One of my favorite recordings from Anthology 2 was "Penny Lane" - it was fascinating to hear the earliest versions of the song, with its unique piccolo trumpet accompaniment, and the single-track vocals. You don't realize what you take for granted in terms of musical production until you hear the not-so-finished tracks, aheh =) This song is absolutely beautiful, in all incarnations. I think Paul McCartney proved his genius with this opus, and it truly was the perfect complement to Lennon's "Strawberry Fields Forever" ♥
Like a lot of Beatles songs, I know this one by heart =) The lyrics are slightly silly, but very warm and inviting - no surprise, considering they are nostalgic memories from Paul's childhood ♥ I didn't notice the contrast of the lyrics to the melody at first blush, but now its quite striking. I think its obvious this came from the Beatles' fruitful-genius period in 66/67, when they were breaking down all the barriers of weirdness and psychedelia. It's been said that this song is LSD-tinged, and I can buy that - "a nurse is selling poppies from a tray / she feels as if she's in a play / she is anyway!" Paranoia much? =)
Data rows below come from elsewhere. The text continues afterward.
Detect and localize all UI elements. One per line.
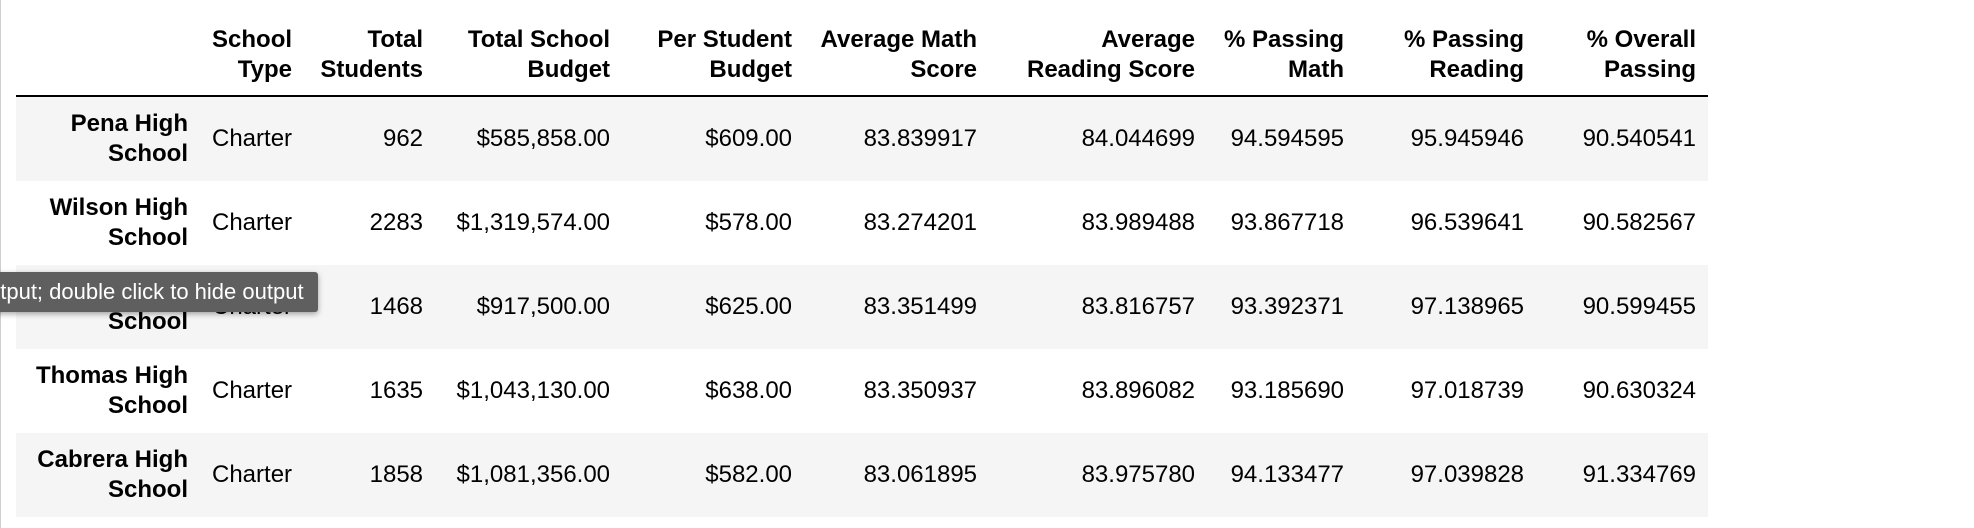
row-index-label: Wilson High School (49, 194, 188, 251)
table-cell: 83.274201 (863, 209, 978, 236)
table-row: Wilson High School Charter 2283 $1,319,5… (16, 181, 1709, 265)
tooltip-text: utput; double click to hide output (0, 279, 304, 304)
table-cell: $638.00 (705, 377, 793, 404)
table-cell: 90.582567 (1582, 209, 1697, 236)
table-cell: 962 (382, 125, 424, 152)
table-cell: Charter (212, 125, 293, 152)
output-prompt-rule (0, 0, 1, 528)
column-header-total-school-budget: Total School Budget (435, 18, 623, 97)
index-header (16, 18, 200, 97)
dataframe-table: School Type Total Students Total School … (16, 18, 1709, 517)
table-cell: $1,043,130.00 (456, 377, 611, 404)
column-header-passing-reading: % Passing Reading (1356, 18, 1537, 97)
table-cell: Charter (212, 377, 293, 404)
column-header-average-reading-score: Average Reading Score (989, 18, 1208, 97)
column-header-total-students: Total Students (304, 18, 436, 97)
table-cell: 1468 (369, 293, 424, 320)
table-cell: 93.867718 (1230, 209, 1345, 236)
table-cell: 1858 (369, 461, 424, 488)
table-cell: 94.594595 (1230, 125, 1345, 152)
table-cell: 1635 (369, 377, 424, 404)
output-toggle-tooltip: utput; double click to hide output (0, 272, 318, 312)
table-cell: $625.00 (705, 293, 793, 320)
table-row: Cabrera High School Charter 1858 $1,081,… (16, 433, 1709, 517)
table-cell: 97.039828 (1410, 461, 1525, 488)
row-index-label: Pena High School (70, 110, 188, 167)
table-cell: 2283 (369, 209, 424, 236)
table-cell: 93.185690 (1230, 377, 1345, 404)
table-cell: 83.350937 (863, 377, 978, 404)
table-cell: 90.630324 (1582, 377, 1697, 404)
table-row: Thomas High School Charter 1635 $1,043,1… (16, 349, 1709, 433)
table-cell: 90.540541 (1582, 125, 1697, 152)
table-cell: $585,858.00 (476, 125, 611, 152)
table-cell: $582.00 (705, 461, 793, 488)
table-cell: 84.044699 (1081, 125, 1196, 152)
table-cell: 83.975780 (1081, 461, 1196, 488)
table-cell: 95.945946 (1410, 125, 1525, 152)
table-cell: 83.061895 (863, 461, 978, 488)
table-cell: 83.351499 (863, 293, 978, 320)
column-header-per-student-budget: Per Student Budget (622, 18, 805, 97)
table-row: Pena High School Charter 962 $585,858.00… (16, 96, 1709, 181)
table-cell: 83.989488 (1081, 209, 1196, 236)
table-cell: 93.392371 (1230, 293, 1345, 320)
table-cell: 83.839917 (863, 125, 978, 152)
table-cell: 94.133477 (1230, 461, 1345, 488)
table-cell: 97.138965 (1410, 293, 1525, 320)
table-cell: $609.00 (705, 125, 793, 152)
table-cell: Charter (212, 209, 293, 236)
column-header-school-type: School Type (200, 18, 305, 97)
table-cell: 96.539641 (1410, 209, 1525, 236)
table-cell: 83.896082 (1081, 377, 1196, 404)
column-header-overall-passing: % Overall Passing (1536, 18, 1709, 97)
row-index-label: Thomas High School (35, 362, 188, 419)
header-row: School Type Total Students Total School … (16, 18, 1709, 97)
table-cell: 90.599455 (1582, 293, 1697, 320)
table-cell: 97.018739 (1410, 377, 1525, 404)
table-cell: Charter (212, 461, 293, 488)
column-header-average-math-score: Average Math Score (804, 18, 990, 97)
table-cell: $1,081,356.00 (456, 461, 611, 488)
table-cell: $917,500.00 (476, 293, 611, 320)
column-header-passing-math: % Passing Math (1207, 18, 1357, 97)
table-cell: $1,319,574.00 (456, 209, 611, 236)
table-cell: $578.00 (705, 209, 793, 236)
table-cell: 91.334769 (1582, 461, 1697, 488)
table-cell: 83.816757 (1081, 293, 1196, 320)
row-index-label: School (107, 308, 188, 335)
row-index-label: Cabrera High School (37, 446, 188, 503)
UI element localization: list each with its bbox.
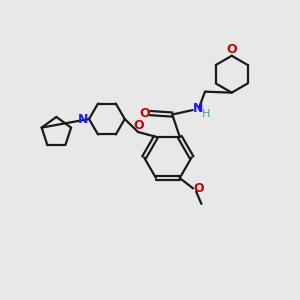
Text: O: O bbox=[226, 43, 237, 56]
Text: N: N bbox=[78, 112, 88, 125]
Text: O: O bbox=[139, 106, 150, 120]
Text: H: H bbox=[202, 109, 210, 119]
Text: N: N bbox=[193, 102, 203, 115]
Text: O: O bbox=[193, 182, 204, 195]
Text: O: O bbox=[134, 119, 144, 132]
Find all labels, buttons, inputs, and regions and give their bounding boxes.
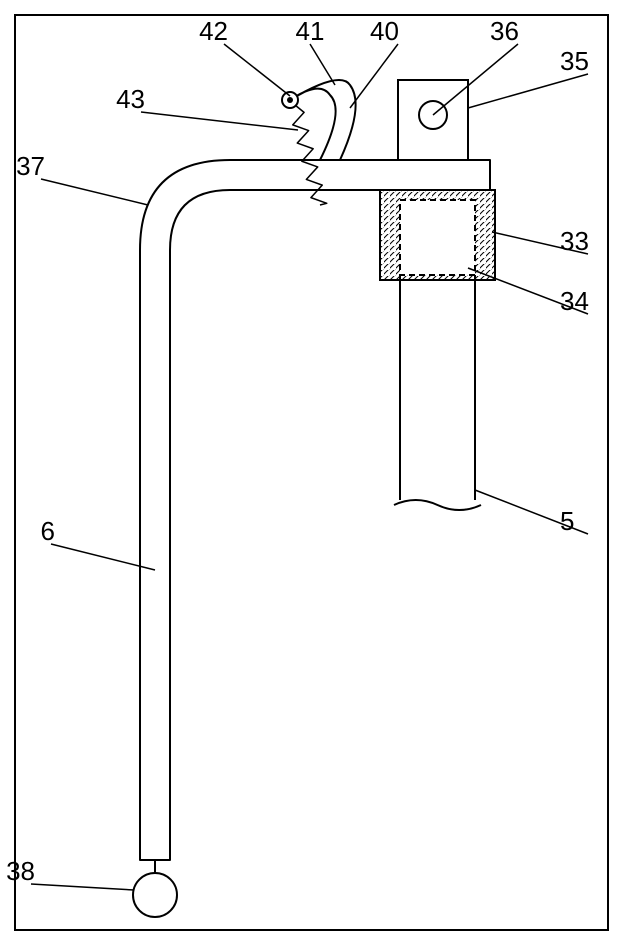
label-l37: 37 [16,151,45,181]
drawing-frame [15,15,608,930]
leader-l40 [350,44,398,108]
leader-l43 [141,112,298,130]
label-l34: 34 [560,286,589,316]
ring-38 [133,873,177,917]
label-l43: 43 [116,84,145,114]
label-l38: 38 [6,856,35,886]
sleeve-inner-mask [400,200,475,275]
lever-40 [290,80,356,160]
leader-l38 [31,884,134,890]
post-5-break [394,500,481,510]
label-l5: 5 [560,506,574,536]
leader-l37 [41,179,148,205]
leader-l35 [468,74,588,108]
label-l42: 42 [199,16,228,46]
arm-inner-edge [170,190,490,860]
label-l40: 40 [370,16,399,46]
pivot-42-pin [287,97,293,103]
label-l6: 6 [41,516,55,546]
bracket-35 [398,80,468,160]
label-l36: 36 [490,16,519,46]
label-l41: 41 [296,16,325,46]
label-l35: 35 [560,46,589,76]
leader-l42 [224,44,290,96]
leader-l41 [310,44,335,85]
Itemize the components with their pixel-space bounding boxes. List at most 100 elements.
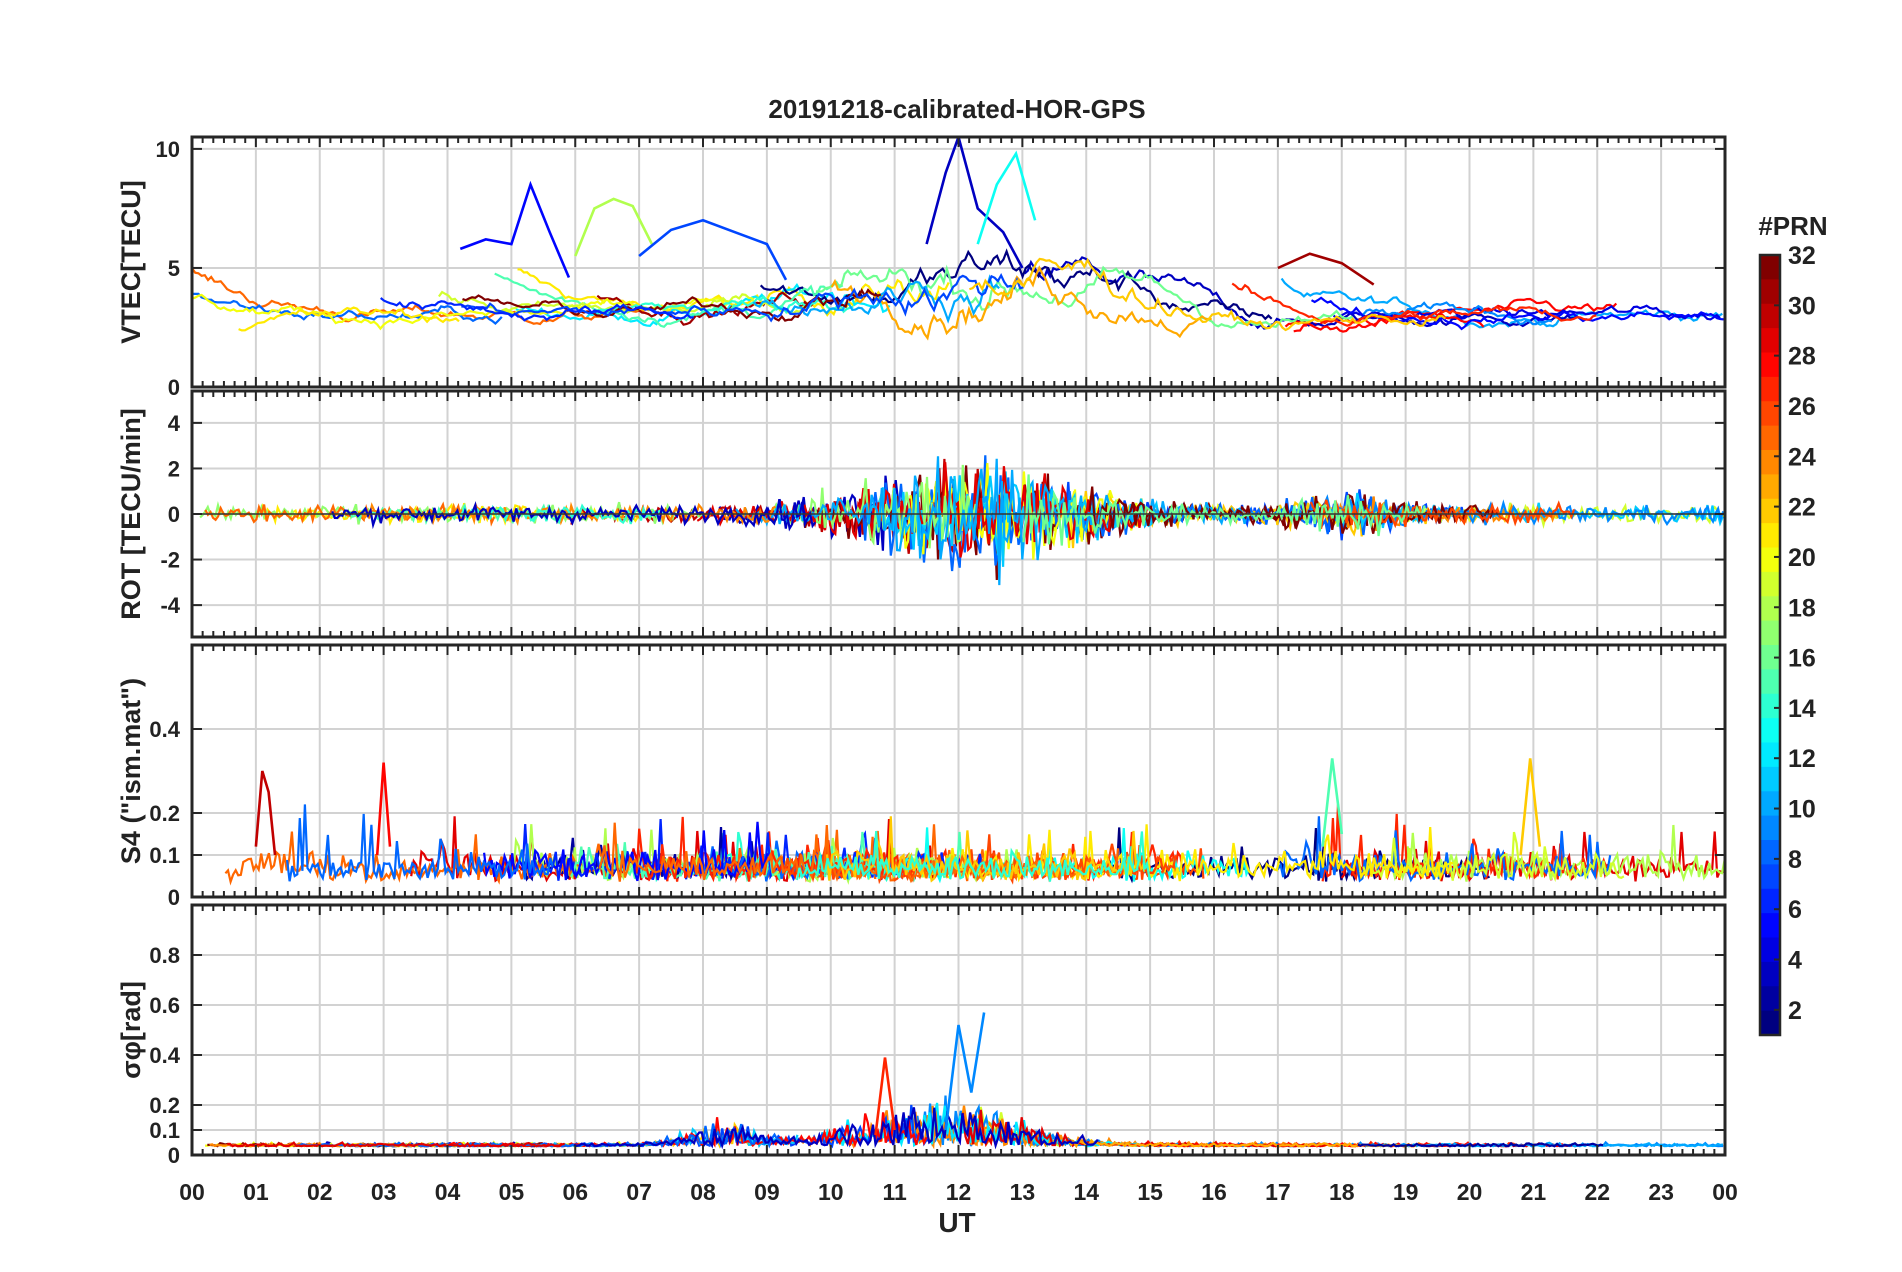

This song feels like coming home, to me - its a little bit of my Happy Place, where I can just go to be me, weirdness and all. Listening to this song makes me wish I had come of age in the late 60s, just to experience what it must've been like when the Beatles ruled the world. There was rarely a miss, and though I resented it in '95, I'm quite happy now that there is such immense love for the Beatles, their catalog, and their enduring influence on music.